Thomas Beecham: An Obsession With Music.
By John Lucas.
Boydell Press £25.

HE was a maestro, an impresario with a formidable presence and passion for music who could bring a great orchestra alive as he wielded his baton on stage.
Yet the conductor Sir Thomas Beecham (1879-1961) was equally an enigma, a personality whose complex life both with music, money and the law, let alone women, was so packed with dramatic detail that writing about it daunted at least two biographers.
That’s where John Lucas brilliantly stepped in. As a journalist and one-time arts editor of the Observer, he wrote a biography of the conductor Reginald Goodall, and then followed that by completing the late Peter Heyworth’s monumental biography of Otto Klemperer.
“The idea of one day writing a biography of Beecham had always been at the back of my mind,” says Lucas, now 73, who lives in Vincent Square, Islington. “I had heard a number of his concerts and had always been totally gripped by them. He could make orchestras play like no other British conductor I have come across and had an extraordinary ability of making an audience feel that it was being drawn to what was not only a very intense musical experience, but also a hugely enjoyable one.
“I knew of at least two writers who wanted to undertake a comprehensive biography, but, in the end, were stopped by the sheer complexity of the different strands of the story. And I was driven on by the feeling that if I didn’t get on with it, there would be soon be very few people left who had actually known this man who, for me, was the greatest executant musician this country had ever produced.”

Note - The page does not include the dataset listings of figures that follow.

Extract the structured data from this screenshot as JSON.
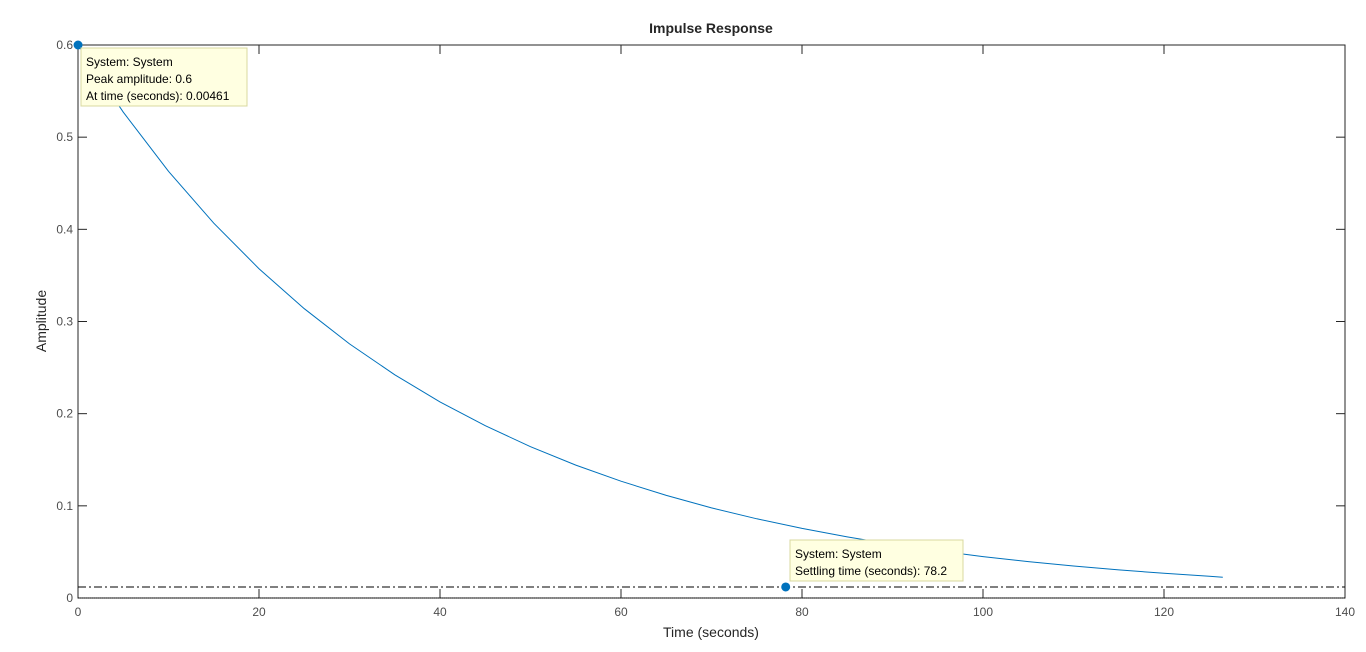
{
  "chart_data": {
    "type": "line",
    "title": "Impulse Response",
    "xlabel": "Time (seconds)",
    "ylabel": "Amplitude",
    "xlim": [
      0,
      140
    ],
    "ylim": [
      0,
      0.6
    ],
    "x_ticks": [
      0,
      20,
      40,
      60,
      80,
      100,
      120,
      140
    ],
    "x_tick_labels": [
      "0",
      "20",
      "40",
      "60",
      "80",
      "100",
      "120",
      "140"
    ],
    "y_ticks": [
      0,
      0.1,
      0.2,
      0.3,
      0.4,
      0.5,
      0.6
    ],
    "y_tick_labels": [
      "0",
      "0.1",
      "0.2",
      "0.3",
      "0.4",
      "0.5",
      "0.6"
    ],
    "grid": false,
    "series": [
      {
        "color": "#0072bd",
        "x": [
          0,
          5,
          10,
          15,
          20,
          25,
          30,
          35,
          40,
          45,
          50,
          55,
          60,
          65,
          70,
          75,
          80,
          85,
          90,
          95,
          100,
          105,
          110,
          115,
          120,
          125,
          126.5
        ],
        "y": [
          0.6,
          0.5271,
          0.463,
          0.4067,
          0.3573,
          0.3139,
          0.2757,
          0.2422,
          0.2128,
          0.1869,
          0.1642,
          0.1442,
          0.1267,
          0.1113,
          0.0978,
          0.0859,
          0.0755,
          0.0663,
          0.0582,
          0.0512,
          0.0449,
          0.0395,
          0.0347,
          0.0305,
          0.0268,
          0.0235,
          0.0226
        ]
      }
    ],
    "settling_band": 0.012,
    "baseline": 0,
    "markers": [
      {
        "name": "peak",
        "x": 0.00461,
        "y": 0.6,
        "lines": [
          "System: System",
          "Peak amplitude: 0.6",
          "At time (seconds): 0.00461"
        ]
      },
      {
        "name": "settling",
        "x": 78.2,
        "y": 0.012,
        "lines": [
          "System: System",
          "Settling time (seconds): 78.2"
        ]
      }
    ],
    "colors": {
      "line": "#0072bd",
      "datatip_bg": "#ffffe1",
      "datatip_border": "#d8d8a0",
      "reference": "#000000"
    }
  }
}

But it turned out to be a compelling adventure that took him round the world doing research over a 10-year period – and one with local aspects – made possible by his distinguished wife, the soprano Dame Anne Evans.
Lucas calls it his “piece of luck” and explains: “She was travelling a great deal and I, by now free of the Observer, went with her. While she rehearsed, I scoured libraries and archives from New York to Buenos Aires to Auckland and all over Europe.

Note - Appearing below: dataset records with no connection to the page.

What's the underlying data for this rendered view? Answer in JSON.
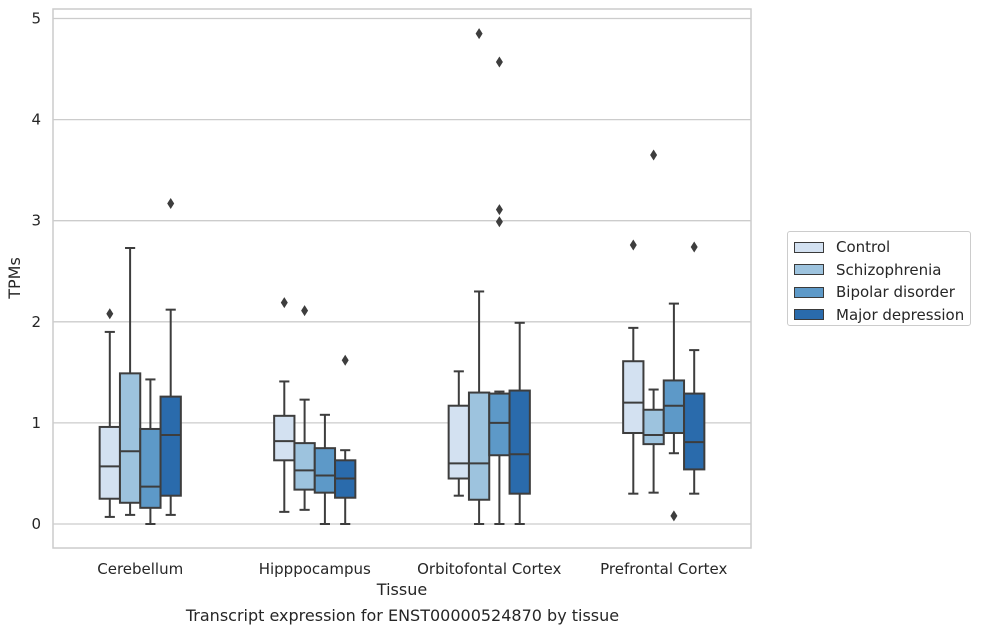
{
  "chart_data": {
    "type": "box",
    "title": "",
    "xlabel": "Tissue",
    "ylabel": "TPMs",
    "caption": "Transcript expression for ENST00000524870 by tissue",
    "ylim": [
      -0.23,
      5.1
    ],
    "yticks": [
      "0",
      "1",
      "2",
      "3",
      "4",
      "5"
    ],
    "grid": "horizontal",
    "legend_position": "right",
    "categories": [
      "Cerebellum",
      "Hipppocampus",
      "Orbitofontal Cortex",
      "Prefrontal Cortex"
    ],
    "series": [
      {
        "name": "Control",
        "color": "#d3e1f1",
        "boxes": [
          {
            "whislo": 0.07,
            "q1": 0.25,
            "med": 0.57,
            "q3": 0.96,
            "whishi": 1.9,
            "fliers": [
              2.08
            ]
          },
          {
            "whislo": 0.12,
            "q1": 0.63,
            "med": 0.82,
            "q3": 1.07,
            "whishi": 1.41,
            "fliers": [
              2.19
            ]
          },
          {
            "whislo": 0.28,
            "q1": 0.45,
            "med": 0.6,
            "q3": 1.17,
            "whishi": 1.51,
            "fliers": []
          },
          {
            "whislo": 0.3,
            "q1": 0.9,
            "med": 1.2,
            "q3": 1.61,
            "whishi": 1.94,
            "fliers": [
              2.76
            ]
          }
        ]
      },
      {
        "name": "Schizophrenia",
        "color": "#9dc3de",
        "boxes": [
          {
            "whislo": 0.09,
            "q1": 0.21,
            "med": 0.72,
            "q3": 1.49,
            "whishi": 2.73,
            "fliers": []
          },
          {
            "whislo": 0.14,
            "q1": 0.34,
            "med": 0.53,
            "q3": 0.8,
            "whishi": 1.23,
            "fliers": [
              2.11
            ]
          },
          {
            "whislo": 0.0,
            "q1": 0.24,
            "med": 0.6,
            "q3": 1.3,
            "whishi": 2.3,
            "fliers": [
              4.85
            ]
          },
          {
            "whislo": 0.31,
            "q1": 0.79,
            "med": 0.88,
            "q3": 1.13,
            "whishi": 1.33,
            "fliers": [
              3.65
            ]
          }
        ]
      },
      {
        "name": "Bipolar disorder",
        "color": "#5d99c8",
        "boxes": [
          {
            "whislo": 0.0,
            "q1": 0.16,
            "med": 0.37,
            "q3": 0.94,
            "whishi": 1.43,
            "fliers": []
          },
          {
            "whislo": 0.0,
            "q1": 0.31,
            "med": 0.48,
            "q3": 0.75,
            "whishi": 1.08,
            "fliers": []
          },
          {
            "whislo": 0.0,
            "q1": 0.68,
            "med": 1.0,
            "q3": 1.29,
            "whishi": 1.31,
            "fliers": [
              4.57,
              3.11,
              2.99
            ]
          },
          {
            "whislo": 0.7,
            "q1": 0.9,
            "med": 1.17,
            "q3": 1.42,
            "whishi": 2.18,
            "fliers": [
              0.08
            ]
          }
        ]
      },
      {
        "name": "Major depression",
        "color": "#2a6bac",
        "boxes": [
          {
            "whislo": 0.09,
            "q1": 0.28,
            "med": 0.88,
            "q3": 1.26,
            "whishi": 2.12,
            "fliers": [
              3.17
            ]
          },
          {
            "whislo": 0.0,
            "q1": 0.26,
            "med": 0.45,
            "q3": 0.63,
            "whishi": 0.73,
            "fliers": [
              1.62
            ]
          },
          {
            "whislo": 0.0,
            "q1": 0.3,
            "med": 0.69,
            "q3": 1.32,
            "whishi": 1.99,
            "fliers": []
          },
          {
            "whislo": 0.3,
            "q1": 0.54,
            "med": 0.81,
            "q3": 1.29,
            "whishi": 1.72,
            "fliers": [
              2.74
            ]
          }
        ]
      }
    ]
  }
}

“Wherever we went, Beecham seemed to have been there too. So I was able to recreate his war-time years in America that had never been dealt with properly before. And the Australian chapter, too, consists almost entirely of new material, including the tale of the Australian airman trying to cut off Beecham’s beard.”

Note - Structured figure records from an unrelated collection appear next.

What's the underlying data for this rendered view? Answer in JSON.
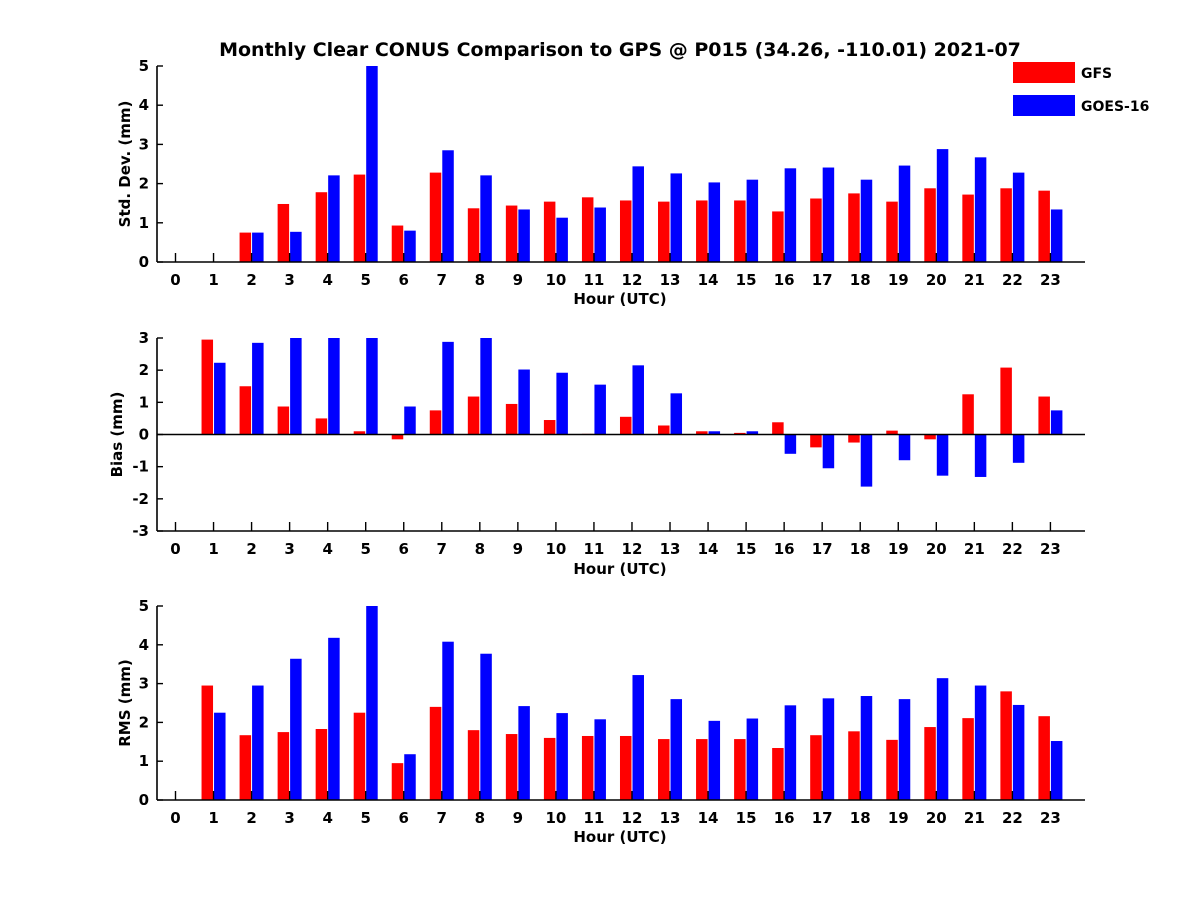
{
  "figure": {
    "title": "Monthly Clear CONUS Comparison to GPS @ P015 (34.26, -110.01) 2021-07",
    "legend": [
      {
        "label": "GFS",
        "color": "#ff0000"
      },
      {
        "label": "GOES-16",
        "color": "#0000ff"
      }
    ],
    "legend_placement": "top-right"
  },
  "chart_data": [
    {
      "type": "bar",
      "title": "",
      "xlabel": "Hour (UTC)",
      "ylabel": "Std. Dev. (mm)",
      "ylim": [
        0,
        5
      ],
      "yticks": [
        0,
        1,
        2,
        3,
        4,
        5
      ],
      "categories": [
        "0",
        "1",
        "2",
        "3",
        "4",
        "5",
        "6",
        "7",
        "8",
        "9",
        "10",
        "11",
        "12",
        "13",
        "14",
        "15",
        "16",
        "17",
        "18",
        "19",
        "20",
        "21",
        "22",
        "23"
      ],
      "series": [
        {
          "name": "GFS",
          "color": "#ff0000",
          "values": [
            null,
            null,
            0.75,
            1.48,
            1.78,
            2.23,
            0.93,
            2.28,
            1.37,
            1.44,
            1.54,
            1.65,
            1.57,
            1.54,
            1.57,
            1.57,
            1.29,
            1.62,
            1.75,
            1.54,
            1.88,
            1.72,
            1.88,
            1.82
          ]
        },
        {
          "name": "GOES-16",
          "color": "#0000ff",
          "values": [
            null,
            null,
            0.75,
            0.77,
            2.21,
            5.0,
            0.8,
            2.85,
            2.21,
            1.34,
            1.13,
            1.39,
            2.44,
            2.26,
            2.03,
            2.1,
            2.39,
            2.41,
            2.1,
            2.46,
            2.88,
            2.67,
            2.28,
            1.34
          ]
        }
      ]
    },
    {
      "type": "bar",
      "title": "",
      "xlabel": "Hour (UTC)",
      "ylabel": "Bias (mm)",
      "ylim": [
        -3,
        3
      ],
      "yticks": [
        -3,
        -2,
        -1,
        0,
        1,
        2,
        3
      ],
      "categories": [
        "0",
        "1",
        "2",
        "3",
        "4",
        "5",
        "6",
        "7",
        "8",
        "9",
        "10",
        "11",
        "12",
        "13",
        "14",
        "15",
        "16",
        "17",
        "18",
        "19",
        "20",
        "21",
        "22",
        "23"
      ],
      "series": [
        {
          "name": "GFS",
          "color": "#ff0000",
          "values": [
            null,
            2.95,
            1.5,
            0.87,
            0.5,
            0.1,
            -0.15,
            0.75,
            1.18,
            0.95,
            0.45,
            0.02,
            0.55,
            0.28,
            0.1,
            0.05,
            0.38,
            -0.4,
            -0.25,
            0.12,
            -0.15,
            1.25,
            2.08,
            1.18
          ]
        },
        {
          "name": "GOES-16",
          "color": "#0000ff",
          "values": [
            null,
            2.23,
            2.85,
            3.0,
            3.0,
            3.0,
            0.87,
            2.88,
            3.0,
            2.02,
            1.92,
            1.55,
            2.15,
            1.28,
            0.1,
            0.1,
            -0.6,
            -1.05,
            -1.62,
            -0.8,
            -1.28,
            -1.32,
            -0.88,
            0.75
          ]
        }
      ]
    },
    {
      "type": "bar",
      "title": "",
      "xlabel": "Hour (UTC)",
      "ylabel": "RMS (mm)",
      "ylim": [
        0,
        5
      ],
      "yticks": [
        0,
        1,
        2,
        3,
        4,
        5
      ],
      "categories": [
        "0",
        "1",
        "2",
        "3",
        "4",
        "5",
        "6",
        "7",
        "8",
        "9",
        "10",
        "11",
        "12",
        "13",
        "14",
        "15",
        "16",
        "17",
        "18",
        "19",
        "20",
        "21",
        "22",
        "23"
      ],
      "series": [
        {
          "name": "GFS",
          "color": "#ff0000",
          "values": [
            null,
            2.95,
            1.67,
            1.75,
            1.83,
            2.25,
            0.95,
            2.4,
            1.8,
            1.7,
            1.6,
            1.65,
            1.65,
            1.57,
            1.57,
            1.57,
            1.34,
            1.67,
            1.77,
            1.55,
            1.88,
            2.11,
            2.8,
            2.16
          ]
        },
        {
          "name": "GOES-16",
          "color": "#0000ff",
          "values": [
            null,
            2.25,
            2.95,
            3.64,
            4.18,
            5.0,
            1.18,
            4.08,
            3.77,
            2.42,
            2.24,
            2.08,
            3.22,
            2.6,
            2.04,
            2.1,
            2.44,
            2.62,
            2.68,
            2.6,
            3.14,
            2.95,
            2.45,
            1.52
          ]
        }
      ]
    }
  ]
}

And there were local venues to visit: the solid grey mansion in Arkwright Road, Hampstead, built by his father, Joseph, where Beecham often stayed as a young man. (His grandfather Thomas was creator of the eponymous pill.) Then there is the flat at Bell Moor, overlooking the Heath, where the bailiffs were called in when Thomas got into a credit crunch.
They hauled off a radiogram to cover his debts, much to the dismay of Beecham’s lawyer, Philip Emanuel, who cried out in protest: “He promised it to me in payment of my fees!”
Yet for all the commanding detail that Lucas has amassed, he confesses that the source of Beecham’s musical genius is far from obvious. Apart from being a natural talent who played the church organ in his teens, by many accounts he had no real feeling for music, even his lover Lady Cunard wondered where his musical gene came from.
Lucas recalls: “During the Second World War she asked the American poet and novelist Frederic Prokosch, ‘What is your own frank opinion of Sir Thomas? He is rather a puzzle, isn’t he? He comes from a curious background and there is a hint of the parvenu but it’s a miracle, that musicality of his, don’t you agree?”
A miracle, indeed. As the composer Richard Strauss declared: “What you, dear Mr Beecham, have done for my works in England cannot be sufficiently appreciated.”
The Lucas biography comes with a CD of Beecham rehearsing with the RPO, playing Haydn, Mozart, Beethoven, Handel and Liszt.